Le imprese che vantano saldi positivi possono spendere tale disponibilità verso altre imprese oppure, dare ai propri dipendenti parte della remunerazione in moneta locale, alimentando e allargando  così il circuito.  I lavoratori ricevono una specie di carta di credito pre-pagata, che possono spendere nei negozi aderenti.  Certo, se sono tanti i dipendenti pagati in questo modo, andranno ad alimentare gli affari dei negozi della rete, spingendo altri, per non essere esclusi, ad aderire, così la rete cresce e diventa sempre più attrattiva.

Perché, non lo dimentichiamo,  la moneta locale sarà tanto più facile da spendere quanto più numerose e variegate  saranno le imprese, anche commerciali,  aderenti al sistema.

Una perplessità. Ho letto che nella misura in cui un lavoratore non spenda tutta la sua moneta locale presso le imprese, una parte del saldo residuo è periodicamente trasferita a un’organizzazione non profit a sua scelta fra quelle che partecipano al circuito. Il principio è lodevole, ma questo vuol dire che un lavoratore, se non spende subito il suo credito, lo perde, quasi in automatico. Ma in tempo di crisi nessuno accetterebbe un principio di questo tipo. Una donazione deve essere volontaria e non può diventare obbligatoria. E’ così ?
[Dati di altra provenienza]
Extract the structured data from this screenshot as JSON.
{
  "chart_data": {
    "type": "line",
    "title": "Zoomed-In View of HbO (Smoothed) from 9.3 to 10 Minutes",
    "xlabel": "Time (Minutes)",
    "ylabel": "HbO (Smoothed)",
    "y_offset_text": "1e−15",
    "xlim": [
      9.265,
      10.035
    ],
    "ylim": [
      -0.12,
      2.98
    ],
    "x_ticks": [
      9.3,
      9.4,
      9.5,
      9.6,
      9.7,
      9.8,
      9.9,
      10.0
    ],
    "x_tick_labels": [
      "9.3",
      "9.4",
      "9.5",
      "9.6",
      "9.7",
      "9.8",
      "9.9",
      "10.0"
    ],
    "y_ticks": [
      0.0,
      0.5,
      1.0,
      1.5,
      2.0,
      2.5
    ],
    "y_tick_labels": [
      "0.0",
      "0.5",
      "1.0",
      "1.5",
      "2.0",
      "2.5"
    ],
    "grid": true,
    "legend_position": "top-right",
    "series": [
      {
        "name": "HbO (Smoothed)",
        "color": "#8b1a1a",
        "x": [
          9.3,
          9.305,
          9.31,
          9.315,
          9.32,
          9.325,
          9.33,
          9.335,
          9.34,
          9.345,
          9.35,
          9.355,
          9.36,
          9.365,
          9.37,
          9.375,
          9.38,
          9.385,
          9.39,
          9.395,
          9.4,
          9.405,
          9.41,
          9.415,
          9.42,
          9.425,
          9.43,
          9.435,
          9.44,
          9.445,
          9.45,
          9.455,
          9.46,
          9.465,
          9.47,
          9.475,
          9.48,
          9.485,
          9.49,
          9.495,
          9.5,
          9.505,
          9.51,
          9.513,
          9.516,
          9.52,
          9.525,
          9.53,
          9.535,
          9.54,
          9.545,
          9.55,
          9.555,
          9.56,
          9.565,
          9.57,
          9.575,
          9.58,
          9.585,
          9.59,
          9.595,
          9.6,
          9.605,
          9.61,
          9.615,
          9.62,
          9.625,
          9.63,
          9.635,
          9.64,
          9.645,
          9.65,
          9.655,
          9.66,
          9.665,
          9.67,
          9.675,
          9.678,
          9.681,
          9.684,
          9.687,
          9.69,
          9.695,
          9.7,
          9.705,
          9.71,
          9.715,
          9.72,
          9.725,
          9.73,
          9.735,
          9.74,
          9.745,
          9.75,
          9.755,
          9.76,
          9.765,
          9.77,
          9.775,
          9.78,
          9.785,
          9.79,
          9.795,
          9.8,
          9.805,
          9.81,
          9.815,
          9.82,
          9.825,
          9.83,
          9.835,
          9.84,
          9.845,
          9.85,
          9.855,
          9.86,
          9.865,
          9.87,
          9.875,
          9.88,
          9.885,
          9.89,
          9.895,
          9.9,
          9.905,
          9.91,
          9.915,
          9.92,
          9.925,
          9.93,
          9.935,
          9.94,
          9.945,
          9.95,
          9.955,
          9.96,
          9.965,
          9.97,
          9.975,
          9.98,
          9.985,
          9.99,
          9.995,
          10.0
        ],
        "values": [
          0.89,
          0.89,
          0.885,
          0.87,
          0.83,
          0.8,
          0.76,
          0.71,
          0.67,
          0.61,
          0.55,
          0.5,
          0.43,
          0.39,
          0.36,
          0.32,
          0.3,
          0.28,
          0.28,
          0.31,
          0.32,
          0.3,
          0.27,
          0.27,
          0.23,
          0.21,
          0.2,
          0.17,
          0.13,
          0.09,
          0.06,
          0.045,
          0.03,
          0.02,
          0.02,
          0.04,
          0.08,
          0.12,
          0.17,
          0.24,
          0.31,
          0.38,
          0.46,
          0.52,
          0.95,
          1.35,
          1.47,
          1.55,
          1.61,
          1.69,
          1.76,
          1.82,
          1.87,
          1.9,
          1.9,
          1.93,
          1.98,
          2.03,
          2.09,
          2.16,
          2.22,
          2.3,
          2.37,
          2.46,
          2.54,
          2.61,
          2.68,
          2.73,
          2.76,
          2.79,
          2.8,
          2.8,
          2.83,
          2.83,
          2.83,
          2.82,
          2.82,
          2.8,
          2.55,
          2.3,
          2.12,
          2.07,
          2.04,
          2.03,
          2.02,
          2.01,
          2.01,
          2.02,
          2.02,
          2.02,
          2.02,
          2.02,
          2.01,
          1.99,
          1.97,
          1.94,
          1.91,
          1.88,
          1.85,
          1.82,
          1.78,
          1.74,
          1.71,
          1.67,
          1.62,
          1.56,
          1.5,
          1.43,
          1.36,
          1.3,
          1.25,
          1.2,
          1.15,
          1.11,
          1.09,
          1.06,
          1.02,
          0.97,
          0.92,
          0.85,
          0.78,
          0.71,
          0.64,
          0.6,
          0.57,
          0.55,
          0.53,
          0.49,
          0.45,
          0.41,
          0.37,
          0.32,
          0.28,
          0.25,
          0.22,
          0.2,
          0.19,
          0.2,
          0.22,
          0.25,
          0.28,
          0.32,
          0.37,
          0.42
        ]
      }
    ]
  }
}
Primo,  per i lavoratori non è un danno. Le quote di salario pagate in moneta locale non supererebbero il 5% e sarebbero conseguentemente facili da spendere all’interno del circuito. Accettando questa modalità di pagamento i lavoratori pongono però le basi per il rafforzamento delle performance dell’impresa per cui lavorano e, di conseguenza, del proprio lavoro. Dal mio punto di vista esistono anche dei margini per l’aumento dei salari. Ipotizziamo che un’impresa acceda ad un prestito bancario per pagare i propri dipendenti, se parte di questi stipendi vengono pagati in moneta locale il risparmio sugli oneri finanziari può essere spartito tra lavoratori e impresa. La banca svizzera Wir, che opera con questo principio, finanzia i circolanti delle PMI svizzere a tassi dell’1%. Confrontando questo tasso con quelli che fronteggiano le nostre imprese si capisce come dall’abbattimento della rendita finanziaria possano trarne beneficio sia i profitti che i salari.

Quale città, italiana o europea, si sta impegnando ad adottare una moneta locale di questo tipo ?

Un progetto che prevede la creazione di un circuito monetario e uno creditizio è in studio presso la città di Nantes, in Francia. L’ex sindaco di quella città, oggi primo ministro francese, Jean Marc Ayrault ha affidato al professor Massimo Amato dell’Università Bocconi l’incarico di implementare questo sistema nella propria  municipalità. La banca svizzera Wir fa credito in compensazione come descritto sopra dal 1934 e il suo circuito conta più di 60 mila imprese svizzere. Con il gruppo di ricerca guidato da Massimo Amato e Luca Fantacci stiamo lavorando anche conla regione Lombardiaper uno studio di fattibilità sul loro territorio.

A Rimini con chi ne stai discutendo e a che punto siamo ?  

A Rimini mi sono mosso sia nella società civile che sul versante politico. Grazie all’associazione riminese dei Bocconiani e al suo presidente, Demis Diotallevi, la scorsa primavera siamo riusciti ad organizzare una giornata di approfondimento a cui hanno partecipato i giovani di Confindustria e diversi rappresentanti delle associazioni di categoria. Con il Comune di Rimini stiamo lavorando da tempo a studi preliminari per capire se sia possibile implementare questo progetto sul nostro territorio.